In terms of technologies or products that can help us decrease heat and mitigate heat, there have been some high-profile pilot projects – one of which I’m running in the city of Tucson using cool corridor pavement technology. In that project, we’re looking at different types of roadway coverings or asphalt treatments that better reflect the heat and ensure that roadways aren’t as big a source of heat collection for the urban heat island effect as they have been. Los Angeles and Phoenix have had a some of those pilot projects as well.
It’s critical that federal governments, across all their agencies, consider heat as a risk equal to or perhaps even greater than flooding
There are a lot of exciting product vendors that are looking at new products in this area. What’s important is the partnerships between cities and universities to evaluate and test how well they work in these different kinds of scenarios and places, and to ensure there are no unintended effects.

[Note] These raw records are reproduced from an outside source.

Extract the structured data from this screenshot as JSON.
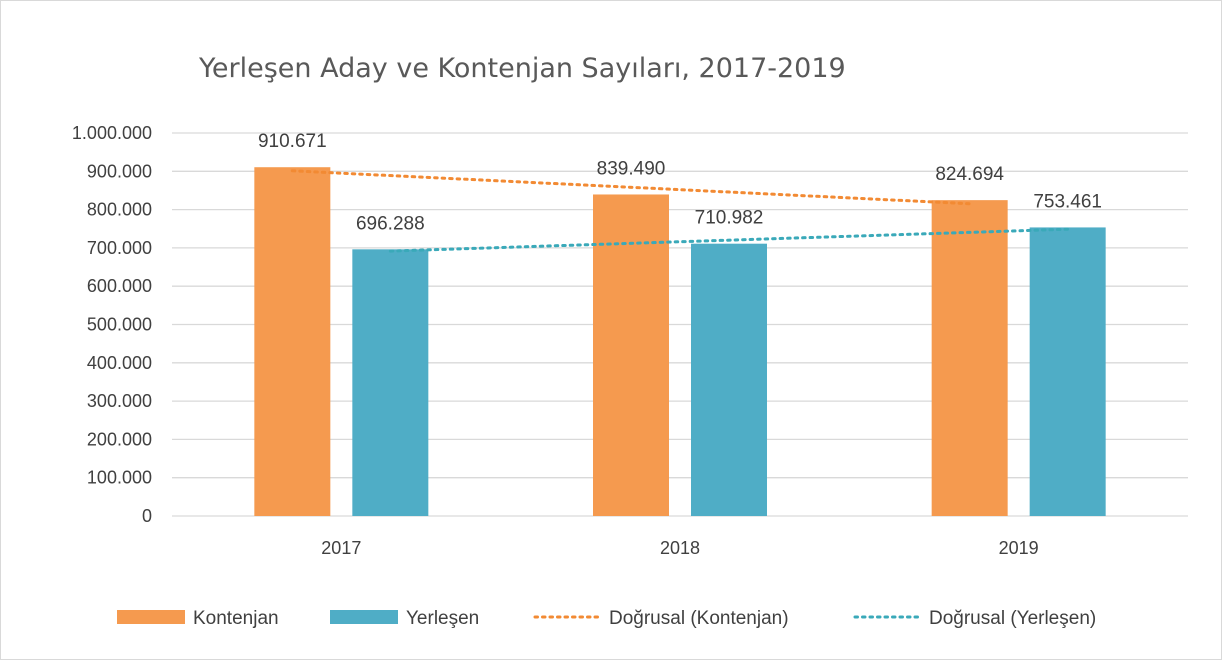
{
  "colors": {
    "kontenjan": "#f59a4f",
    "yerlesen": "#4fadc6",
    "trend_kontenjan": "#f28a33",
    "trend_yerlesen": "#3aa9b9",
    "grid": "#d9d9d9",
    "text": "#404040"
  },
  "chart_data": {
    "type": "bar",
    "title": "Yerleşen Aday ve Kontenjan Sayıları, 2017-2019",
    "xlabel": "",
    "ylabel": "",
    "categories": [
      "2017",
      "2018",
      "2019"
    ],
    "ylim": [
      0,
      1000000
    ],
    "yticks": [
      0,
      100000,
      200000,
      300000,
      400000,
      500000,
      600000,
      700000,
      800000,
      900000,
      1000000
    ],
    "ytick_labels": [
      "0",
      "100.000",
      "200.000",
      "300.000",
      "400.000",
      "500.000",
      "600.000",
      "700.000",
      "800.000",
      "900.000",
      "1.000.000"
    ],
    "grid": true,
    "legend_position": "bottom",
    "series": [
      {
        "name": "Kontenjan",
        "values": [
          910671,
          839490,
          824694
        ],
        "labels": [
          "910.671",
          "839.490",
          "824.694"
        ],
        "color": "#f59a4f"
      },
      {
        "name": "Yerleşen",
        "values": [
          696288,
          710982,
          753461
        ],
        "labels": [
          "696.288",
          "710.982",
          "753.461"
        ],
        "color": "#4fadc6"
      }
    ],
    "trendlines": [
      {
        "name": "Doğrusal (Kontenjan)",
        "of": "Kontenjan",
        "style": "dotted",
        "color": "#f28a33"
      },
      {
        "name": "Doğrusal (Yerleşen)",
        "of": "Yerleşen",
        "style": "dotted",
        "color": "#3aa9b9"
      }
    ]
  }
}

Outside of cool pavements pilot projects, we need to know how well something like urban forestry really works in reducing the urban heat island effect. How effective are parks at reducing the urban heat island effect? What about social interventions? If a city opens cooling centres, are they really protecting and saving lives as a result? How many people are visiting, and if it’s not what you expected, are the right people being given the information about the availability of cooling centres? I think universities can play a really important role in helping governments advance all of those efforts and find answers to those questions.
Governments are increasingly paying attention to heat as a risk – not just local governments but the federal government too. It’s critical that federal governments, across all their agencies, consider heat as a risk equal to or perhaps even greater than flooding. We’ve seen the federal government begin to integrate heat into their thought process, but there’s still a long way to go.

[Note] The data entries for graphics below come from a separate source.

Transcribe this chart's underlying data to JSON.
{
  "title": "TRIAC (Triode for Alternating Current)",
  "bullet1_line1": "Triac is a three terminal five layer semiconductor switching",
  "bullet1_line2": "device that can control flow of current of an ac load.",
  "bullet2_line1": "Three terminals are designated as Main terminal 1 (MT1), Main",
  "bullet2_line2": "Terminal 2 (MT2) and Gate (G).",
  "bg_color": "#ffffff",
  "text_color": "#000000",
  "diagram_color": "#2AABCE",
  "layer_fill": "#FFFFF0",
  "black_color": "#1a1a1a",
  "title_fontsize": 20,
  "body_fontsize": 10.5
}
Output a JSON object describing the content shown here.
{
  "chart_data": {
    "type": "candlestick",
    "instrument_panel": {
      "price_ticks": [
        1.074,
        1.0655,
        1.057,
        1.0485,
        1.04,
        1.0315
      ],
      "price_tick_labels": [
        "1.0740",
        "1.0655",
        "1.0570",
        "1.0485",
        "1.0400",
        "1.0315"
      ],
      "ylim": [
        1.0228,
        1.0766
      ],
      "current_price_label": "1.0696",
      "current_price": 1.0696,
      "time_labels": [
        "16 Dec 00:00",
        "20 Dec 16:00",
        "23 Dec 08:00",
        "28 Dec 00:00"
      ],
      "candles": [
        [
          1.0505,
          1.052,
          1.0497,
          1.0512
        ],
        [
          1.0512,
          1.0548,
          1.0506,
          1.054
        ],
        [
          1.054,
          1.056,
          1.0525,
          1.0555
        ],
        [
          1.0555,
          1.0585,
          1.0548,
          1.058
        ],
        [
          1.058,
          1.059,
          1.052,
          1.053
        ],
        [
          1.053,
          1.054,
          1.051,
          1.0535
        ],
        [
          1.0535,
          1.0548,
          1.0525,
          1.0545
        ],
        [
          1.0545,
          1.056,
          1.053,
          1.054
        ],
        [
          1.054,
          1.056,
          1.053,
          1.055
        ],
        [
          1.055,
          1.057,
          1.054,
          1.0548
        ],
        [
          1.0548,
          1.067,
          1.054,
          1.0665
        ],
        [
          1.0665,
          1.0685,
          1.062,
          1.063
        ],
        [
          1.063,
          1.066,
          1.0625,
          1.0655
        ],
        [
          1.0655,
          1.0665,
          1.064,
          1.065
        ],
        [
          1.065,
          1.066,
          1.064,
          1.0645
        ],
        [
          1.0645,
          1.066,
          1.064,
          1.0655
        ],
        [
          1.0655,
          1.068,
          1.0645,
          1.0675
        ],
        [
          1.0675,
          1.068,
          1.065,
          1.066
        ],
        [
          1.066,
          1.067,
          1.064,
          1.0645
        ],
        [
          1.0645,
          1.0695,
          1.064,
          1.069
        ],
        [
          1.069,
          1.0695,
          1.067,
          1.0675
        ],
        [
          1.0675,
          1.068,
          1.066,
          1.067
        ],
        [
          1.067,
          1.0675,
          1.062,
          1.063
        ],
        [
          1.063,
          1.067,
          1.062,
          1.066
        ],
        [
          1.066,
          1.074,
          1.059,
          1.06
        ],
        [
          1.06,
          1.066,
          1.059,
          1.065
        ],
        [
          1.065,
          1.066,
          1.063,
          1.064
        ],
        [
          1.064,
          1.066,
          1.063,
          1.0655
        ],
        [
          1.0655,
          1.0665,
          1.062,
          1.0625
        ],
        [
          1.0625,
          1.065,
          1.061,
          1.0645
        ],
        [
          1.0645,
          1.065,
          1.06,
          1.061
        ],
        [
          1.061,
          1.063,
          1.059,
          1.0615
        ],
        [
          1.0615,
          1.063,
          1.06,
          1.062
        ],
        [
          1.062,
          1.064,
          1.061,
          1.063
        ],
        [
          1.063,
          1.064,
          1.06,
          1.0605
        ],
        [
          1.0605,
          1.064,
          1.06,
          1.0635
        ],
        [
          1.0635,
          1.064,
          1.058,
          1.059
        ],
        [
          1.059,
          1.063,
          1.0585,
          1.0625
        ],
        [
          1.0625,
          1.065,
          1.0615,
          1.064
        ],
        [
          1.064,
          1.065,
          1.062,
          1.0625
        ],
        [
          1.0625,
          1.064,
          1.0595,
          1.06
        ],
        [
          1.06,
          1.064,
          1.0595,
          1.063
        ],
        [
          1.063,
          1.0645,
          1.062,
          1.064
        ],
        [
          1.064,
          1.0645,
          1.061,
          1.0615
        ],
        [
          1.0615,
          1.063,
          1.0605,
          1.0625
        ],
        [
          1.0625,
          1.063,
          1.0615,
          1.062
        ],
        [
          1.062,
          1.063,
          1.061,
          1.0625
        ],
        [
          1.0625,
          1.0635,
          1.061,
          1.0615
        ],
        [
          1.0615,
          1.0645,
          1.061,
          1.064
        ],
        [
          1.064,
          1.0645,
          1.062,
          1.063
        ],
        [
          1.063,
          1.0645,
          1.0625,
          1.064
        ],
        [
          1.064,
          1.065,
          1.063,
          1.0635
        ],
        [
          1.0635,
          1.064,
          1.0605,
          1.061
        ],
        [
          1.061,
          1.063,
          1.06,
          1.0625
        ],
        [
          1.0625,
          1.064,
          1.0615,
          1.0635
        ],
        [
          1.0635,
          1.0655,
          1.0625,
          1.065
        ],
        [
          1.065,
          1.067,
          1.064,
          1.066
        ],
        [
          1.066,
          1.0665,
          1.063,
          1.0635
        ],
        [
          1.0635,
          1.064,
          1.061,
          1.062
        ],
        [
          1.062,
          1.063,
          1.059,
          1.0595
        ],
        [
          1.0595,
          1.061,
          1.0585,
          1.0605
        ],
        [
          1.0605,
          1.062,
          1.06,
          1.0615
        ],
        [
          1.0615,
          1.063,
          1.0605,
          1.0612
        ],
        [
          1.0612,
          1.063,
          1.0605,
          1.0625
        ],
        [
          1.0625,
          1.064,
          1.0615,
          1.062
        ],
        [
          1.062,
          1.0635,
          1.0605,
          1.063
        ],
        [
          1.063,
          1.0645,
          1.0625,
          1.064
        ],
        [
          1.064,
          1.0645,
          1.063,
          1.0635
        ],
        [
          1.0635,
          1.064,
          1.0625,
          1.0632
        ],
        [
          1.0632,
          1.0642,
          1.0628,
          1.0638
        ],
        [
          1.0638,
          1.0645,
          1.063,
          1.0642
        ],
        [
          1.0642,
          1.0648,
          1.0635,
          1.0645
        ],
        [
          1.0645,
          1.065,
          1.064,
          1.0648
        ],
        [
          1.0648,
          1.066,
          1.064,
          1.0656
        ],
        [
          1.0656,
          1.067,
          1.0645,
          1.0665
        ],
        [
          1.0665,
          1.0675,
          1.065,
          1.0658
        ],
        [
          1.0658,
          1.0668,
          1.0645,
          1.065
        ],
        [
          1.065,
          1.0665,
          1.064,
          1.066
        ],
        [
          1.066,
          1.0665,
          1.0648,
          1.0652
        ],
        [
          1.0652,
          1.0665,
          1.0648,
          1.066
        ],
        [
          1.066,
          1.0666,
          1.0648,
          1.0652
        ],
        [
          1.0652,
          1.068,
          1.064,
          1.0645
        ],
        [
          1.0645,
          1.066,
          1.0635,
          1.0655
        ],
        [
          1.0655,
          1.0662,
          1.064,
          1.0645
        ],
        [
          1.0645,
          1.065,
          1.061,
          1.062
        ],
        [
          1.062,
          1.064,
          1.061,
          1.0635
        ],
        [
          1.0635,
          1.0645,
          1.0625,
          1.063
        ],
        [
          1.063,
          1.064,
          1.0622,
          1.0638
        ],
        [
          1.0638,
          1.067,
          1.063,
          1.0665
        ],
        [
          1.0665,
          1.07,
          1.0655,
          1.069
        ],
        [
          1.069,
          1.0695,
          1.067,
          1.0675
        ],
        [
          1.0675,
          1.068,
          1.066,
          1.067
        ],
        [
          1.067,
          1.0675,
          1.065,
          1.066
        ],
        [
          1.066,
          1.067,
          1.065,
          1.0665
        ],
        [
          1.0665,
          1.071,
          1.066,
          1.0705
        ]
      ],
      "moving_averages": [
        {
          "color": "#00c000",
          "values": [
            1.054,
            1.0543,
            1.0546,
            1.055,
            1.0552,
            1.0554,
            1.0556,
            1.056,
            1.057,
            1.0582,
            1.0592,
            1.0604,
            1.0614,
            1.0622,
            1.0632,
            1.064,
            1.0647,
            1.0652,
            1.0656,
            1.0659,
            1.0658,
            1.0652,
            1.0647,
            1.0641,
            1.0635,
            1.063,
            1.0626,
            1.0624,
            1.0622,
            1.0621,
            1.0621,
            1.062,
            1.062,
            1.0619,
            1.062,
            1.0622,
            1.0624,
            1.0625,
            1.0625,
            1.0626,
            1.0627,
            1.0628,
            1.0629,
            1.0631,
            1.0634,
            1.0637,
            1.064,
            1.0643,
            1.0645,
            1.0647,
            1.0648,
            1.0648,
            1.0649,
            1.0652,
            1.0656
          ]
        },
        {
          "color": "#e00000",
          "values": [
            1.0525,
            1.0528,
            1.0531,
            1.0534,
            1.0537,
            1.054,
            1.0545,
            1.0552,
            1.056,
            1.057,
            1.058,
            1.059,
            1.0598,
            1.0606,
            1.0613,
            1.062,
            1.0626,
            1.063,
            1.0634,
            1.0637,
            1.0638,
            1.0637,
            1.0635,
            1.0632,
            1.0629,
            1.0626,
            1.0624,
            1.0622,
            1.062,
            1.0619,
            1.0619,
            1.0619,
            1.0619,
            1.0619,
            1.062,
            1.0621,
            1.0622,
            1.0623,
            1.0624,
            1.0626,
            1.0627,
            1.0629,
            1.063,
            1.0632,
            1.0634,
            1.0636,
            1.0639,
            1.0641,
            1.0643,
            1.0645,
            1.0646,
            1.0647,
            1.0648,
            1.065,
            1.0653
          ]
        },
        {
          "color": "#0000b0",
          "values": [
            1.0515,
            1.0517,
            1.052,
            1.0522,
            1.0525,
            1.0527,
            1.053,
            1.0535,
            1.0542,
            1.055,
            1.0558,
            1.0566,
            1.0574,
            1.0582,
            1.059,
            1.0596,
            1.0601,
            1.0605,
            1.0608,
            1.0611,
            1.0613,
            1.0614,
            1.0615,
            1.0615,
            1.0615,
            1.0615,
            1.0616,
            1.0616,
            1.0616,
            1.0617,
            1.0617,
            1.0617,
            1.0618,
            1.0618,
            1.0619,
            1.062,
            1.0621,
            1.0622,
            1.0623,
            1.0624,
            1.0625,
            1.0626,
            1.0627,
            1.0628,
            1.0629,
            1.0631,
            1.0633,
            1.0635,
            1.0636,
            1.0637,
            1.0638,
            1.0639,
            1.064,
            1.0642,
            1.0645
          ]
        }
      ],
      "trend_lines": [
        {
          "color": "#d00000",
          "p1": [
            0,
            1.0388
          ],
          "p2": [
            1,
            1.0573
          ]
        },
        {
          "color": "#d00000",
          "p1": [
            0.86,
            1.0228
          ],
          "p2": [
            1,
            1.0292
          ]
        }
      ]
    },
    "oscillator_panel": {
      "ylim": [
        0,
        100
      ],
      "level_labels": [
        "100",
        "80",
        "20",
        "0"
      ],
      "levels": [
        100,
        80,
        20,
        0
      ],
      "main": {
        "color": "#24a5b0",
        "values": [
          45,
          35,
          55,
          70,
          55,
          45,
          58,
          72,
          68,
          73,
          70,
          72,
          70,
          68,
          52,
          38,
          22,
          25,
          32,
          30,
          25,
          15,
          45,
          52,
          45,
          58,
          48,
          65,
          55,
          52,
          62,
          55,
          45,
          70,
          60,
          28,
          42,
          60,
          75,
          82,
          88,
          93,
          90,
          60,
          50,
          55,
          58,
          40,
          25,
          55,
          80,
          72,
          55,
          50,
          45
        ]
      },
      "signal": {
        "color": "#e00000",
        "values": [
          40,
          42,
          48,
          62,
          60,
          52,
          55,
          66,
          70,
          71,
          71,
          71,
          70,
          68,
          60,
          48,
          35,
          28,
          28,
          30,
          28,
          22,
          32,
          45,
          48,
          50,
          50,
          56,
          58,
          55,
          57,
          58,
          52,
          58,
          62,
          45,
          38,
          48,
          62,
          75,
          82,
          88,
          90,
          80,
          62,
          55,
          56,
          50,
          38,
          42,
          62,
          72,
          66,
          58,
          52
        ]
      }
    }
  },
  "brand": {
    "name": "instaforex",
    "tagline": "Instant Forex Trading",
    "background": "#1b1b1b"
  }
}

Ladd Keith, PhD, is an assistant professor of planning in the School of Landscape Architecture and Planning at the University of Arizona. An urban planner by training, he has over a decade of experience planning for climate change with diverse stakeholders in cities across the US. His current research explores heat planning and governance with funding from the National Oceanic and Atmospheric Administration, Centres for Disease Control and Prevention, and National Institute for Transportation & Communities. He served a full term on the City of Tucson’s Planning Commission and chaired the development and adoption of the city’s comprehensive plan. He also founded and leads the Sustainable Built Environments undergraduate degree programme which is offered in person, fully online, and at the Universidad Peruana de Ciencias Aplicadas in Lima, Peru. He has a PhD in Arid Lands Resource Sciences and an MS in Planning from the University of Arizona.